Due to several risk factors, Mr. J.R. has a higher-than-average risk for AKI. As Coca & Singanamala (2017) observed, J.R.’s advanced age is another significant risk factor for AKI. They found that both the frequency and severity of AKI increase with age. As a person ages, their kidneys become weaker and more easily damaged.  

Kellum & Lameire (2018) point out that low blood volume in the kidneys due to dehydration can trigger AKI, making J.R.’s emesis and diarrhea a risk factor for the development of acute kidney injury. Pianta et al. (2019) discuss the connection between infectious gastroenteritis and acute kidney injury (AKI), which J.R. likely caught from the fast food restaurant.   As stated by Charney & Parsonnet (2020), the bismuth contained in Mr. J.R.’s Pepto-Bismol use poses a risk because it can accumulate in the renal tubules, contributing to an increased risk of AKI for him.  

Hematologic System Complications and Pathophysiologic Mechanisms  

Hematologic system complications, such as coagulopathy and anemia, may arise if Mr. J.R.’s kidney damage progresses to CKD. Coagulopathy and anemia are common complications of chronic kidney disease (CKD) that have their origins in the pathophysiology of kidney dysfunction.  

Procoagulant and anticoagulant factors in the blood are thrown out of whack by CKD. According to Sarode & Kanjwal (2019), uremic toxins in CKD can affect platelet function and clotting factors, leading to coagulopathy and increasing the risk of bleeding, especially in the gastrointestinal tract.  

 Reduced erythropoietin production is a common cause of anemia in people with CKD. Coresh et al. (2019) explain that a lack of erythropoietin can cause anemia because it stimulates the body to produce more red blood cells. Anemia is a common symptom of CKD, which explains Mr. J.R.’s weakness and fatigue.  

In conclusion, J.R.’s case demonstrates the potential of AKI with identifiable clinical presentation.
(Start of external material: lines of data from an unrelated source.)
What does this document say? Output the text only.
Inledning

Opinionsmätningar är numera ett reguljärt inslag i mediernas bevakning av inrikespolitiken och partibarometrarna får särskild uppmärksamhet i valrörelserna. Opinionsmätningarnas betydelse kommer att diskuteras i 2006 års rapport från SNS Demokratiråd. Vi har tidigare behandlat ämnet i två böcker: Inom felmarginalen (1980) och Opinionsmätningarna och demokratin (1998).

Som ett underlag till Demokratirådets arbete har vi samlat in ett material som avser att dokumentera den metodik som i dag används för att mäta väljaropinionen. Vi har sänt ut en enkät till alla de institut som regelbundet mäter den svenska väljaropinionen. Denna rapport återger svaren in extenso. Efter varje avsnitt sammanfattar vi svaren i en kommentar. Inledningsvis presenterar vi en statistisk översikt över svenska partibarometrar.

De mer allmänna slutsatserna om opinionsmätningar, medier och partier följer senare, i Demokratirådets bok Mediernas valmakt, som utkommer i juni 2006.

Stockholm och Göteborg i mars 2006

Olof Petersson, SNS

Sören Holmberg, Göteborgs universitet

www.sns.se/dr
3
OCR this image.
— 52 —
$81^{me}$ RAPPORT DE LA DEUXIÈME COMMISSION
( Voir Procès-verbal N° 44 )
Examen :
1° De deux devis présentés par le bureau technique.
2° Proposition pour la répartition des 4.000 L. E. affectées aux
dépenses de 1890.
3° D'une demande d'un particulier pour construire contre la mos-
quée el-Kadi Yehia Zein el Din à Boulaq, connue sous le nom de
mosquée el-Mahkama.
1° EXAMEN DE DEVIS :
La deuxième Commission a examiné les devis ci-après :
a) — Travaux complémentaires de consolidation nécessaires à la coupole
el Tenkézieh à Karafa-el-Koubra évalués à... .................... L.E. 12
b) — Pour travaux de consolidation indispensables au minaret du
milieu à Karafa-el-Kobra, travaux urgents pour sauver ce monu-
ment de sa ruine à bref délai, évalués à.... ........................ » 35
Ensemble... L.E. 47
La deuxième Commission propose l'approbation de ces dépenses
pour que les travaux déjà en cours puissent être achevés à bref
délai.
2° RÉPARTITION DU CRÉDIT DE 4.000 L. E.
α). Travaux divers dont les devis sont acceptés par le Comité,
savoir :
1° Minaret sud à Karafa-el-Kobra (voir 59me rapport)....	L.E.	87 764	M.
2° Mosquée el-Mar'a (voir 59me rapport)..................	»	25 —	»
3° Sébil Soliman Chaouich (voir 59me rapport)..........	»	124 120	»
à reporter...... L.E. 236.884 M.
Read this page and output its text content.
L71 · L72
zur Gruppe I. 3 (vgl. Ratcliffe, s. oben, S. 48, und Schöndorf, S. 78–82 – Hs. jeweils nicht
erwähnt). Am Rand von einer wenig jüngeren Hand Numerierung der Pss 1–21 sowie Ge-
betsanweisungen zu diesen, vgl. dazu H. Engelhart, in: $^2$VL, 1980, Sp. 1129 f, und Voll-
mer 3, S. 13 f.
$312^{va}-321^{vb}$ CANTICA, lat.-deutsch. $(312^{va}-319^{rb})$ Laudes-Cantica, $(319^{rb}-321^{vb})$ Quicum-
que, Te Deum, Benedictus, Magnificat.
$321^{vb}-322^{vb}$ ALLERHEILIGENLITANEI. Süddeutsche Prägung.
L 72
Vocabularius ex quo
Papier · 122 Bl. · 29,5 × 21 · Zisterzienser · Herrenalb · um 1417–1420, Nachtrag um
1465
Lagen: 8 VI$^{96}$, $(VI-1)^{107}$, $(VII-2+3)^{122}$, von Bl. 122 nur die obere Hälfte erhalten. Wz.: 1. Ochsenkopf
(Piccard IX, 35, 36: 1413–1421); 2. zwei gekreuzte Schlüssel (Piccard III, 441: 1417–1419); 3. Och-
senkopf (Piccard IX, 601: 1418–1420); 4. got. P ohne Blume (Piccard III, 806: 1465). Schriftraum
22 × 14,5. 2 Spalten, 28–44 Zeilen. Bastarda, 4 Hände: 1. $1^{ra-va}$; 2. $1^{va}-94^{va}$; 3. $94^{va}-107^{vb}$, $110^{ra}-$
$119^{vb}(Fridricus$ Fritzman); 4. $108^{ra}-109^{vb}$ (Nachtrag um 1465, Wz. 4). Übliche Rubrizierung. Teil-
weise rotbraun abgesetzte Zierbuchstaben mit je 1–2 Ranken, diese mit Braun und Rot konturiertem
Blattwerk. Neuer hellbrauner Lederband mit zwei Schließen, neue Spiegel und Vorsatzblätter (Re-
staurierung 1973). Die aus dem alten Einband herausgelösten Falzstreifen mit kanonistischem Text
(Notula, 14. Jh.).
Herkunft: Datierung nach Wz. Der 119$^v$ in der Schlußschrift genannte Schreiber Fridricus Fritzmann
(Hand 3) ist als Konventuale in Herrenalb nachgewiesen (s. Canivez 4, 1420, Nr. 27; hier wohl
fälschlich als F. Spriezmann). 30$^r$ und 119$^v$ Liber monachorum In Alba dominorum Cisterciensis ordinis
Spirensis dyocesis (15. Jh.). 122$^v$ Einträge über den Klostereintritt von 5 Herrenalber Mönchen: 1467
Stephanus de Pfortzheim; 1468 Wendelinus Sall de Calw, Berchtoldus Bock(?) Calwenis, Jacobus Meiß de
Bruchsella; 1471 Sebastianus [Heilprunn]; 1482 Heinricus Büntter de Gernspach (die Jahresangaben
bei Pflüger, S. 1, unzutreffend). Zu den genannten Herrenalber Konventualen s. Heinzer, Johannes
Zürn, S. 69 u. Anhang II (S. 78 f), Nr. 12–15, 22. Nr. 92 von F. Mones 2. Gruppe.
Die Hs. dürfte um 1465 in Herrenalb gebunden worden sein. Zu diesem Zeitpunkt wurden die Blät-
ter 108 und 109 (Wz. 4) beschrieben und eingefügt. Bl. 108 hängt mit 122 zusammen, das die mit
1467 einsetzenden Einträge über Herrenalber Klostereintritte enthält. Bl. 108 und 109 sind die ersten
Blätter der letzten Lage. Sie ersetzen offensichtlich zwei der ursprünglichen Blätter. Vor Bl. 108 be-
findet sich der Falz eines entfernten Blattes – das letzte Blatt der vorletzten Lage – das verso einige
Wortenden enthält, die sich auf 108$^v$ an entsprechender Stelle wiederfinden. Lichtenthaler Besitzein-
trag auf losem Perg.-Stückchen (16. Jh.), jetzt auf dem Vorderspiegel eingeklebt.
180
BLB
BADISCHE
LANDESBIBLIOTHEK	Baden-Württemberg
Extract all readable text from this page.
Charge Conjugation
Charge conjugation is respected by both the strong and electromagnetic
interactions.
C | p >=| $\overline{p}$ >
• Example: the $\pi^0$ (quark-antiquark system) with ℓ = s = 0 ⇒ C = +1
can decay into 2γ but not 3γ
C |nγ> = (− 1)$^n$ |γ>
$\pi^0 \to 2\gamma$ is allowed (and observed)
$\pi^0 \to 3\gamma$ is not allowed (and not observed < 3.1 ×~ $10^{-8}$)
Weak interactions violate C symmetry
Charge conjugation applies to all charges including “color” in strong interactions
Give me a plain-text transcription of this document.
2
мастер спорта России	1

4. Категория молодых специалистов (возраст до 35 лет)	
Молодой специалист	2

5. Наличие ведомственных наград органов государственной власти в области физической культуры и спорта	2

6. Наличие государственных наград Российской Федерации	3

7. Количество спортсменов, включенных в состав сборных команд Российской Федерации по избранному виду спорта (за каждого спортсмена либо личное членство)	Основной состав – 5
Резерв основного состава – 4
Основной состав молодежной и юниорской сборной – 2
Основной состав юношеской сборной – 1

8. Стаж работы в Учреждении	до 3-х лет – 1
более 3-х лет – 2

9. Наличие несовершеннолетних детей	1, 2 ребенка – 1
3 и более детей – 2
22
The patient’s age, dehydration, gastroenteritis, and medication use all pose potential threats to his health. Hematologic complications, such as coagulopathy and anemia, may arise if his kidney damage progresses to the point where he is diagnosed with CKD. Managing AKI and preventing its progression to CKD through early diagnosis and intervention is vital in improving the patient’s overall prognosis.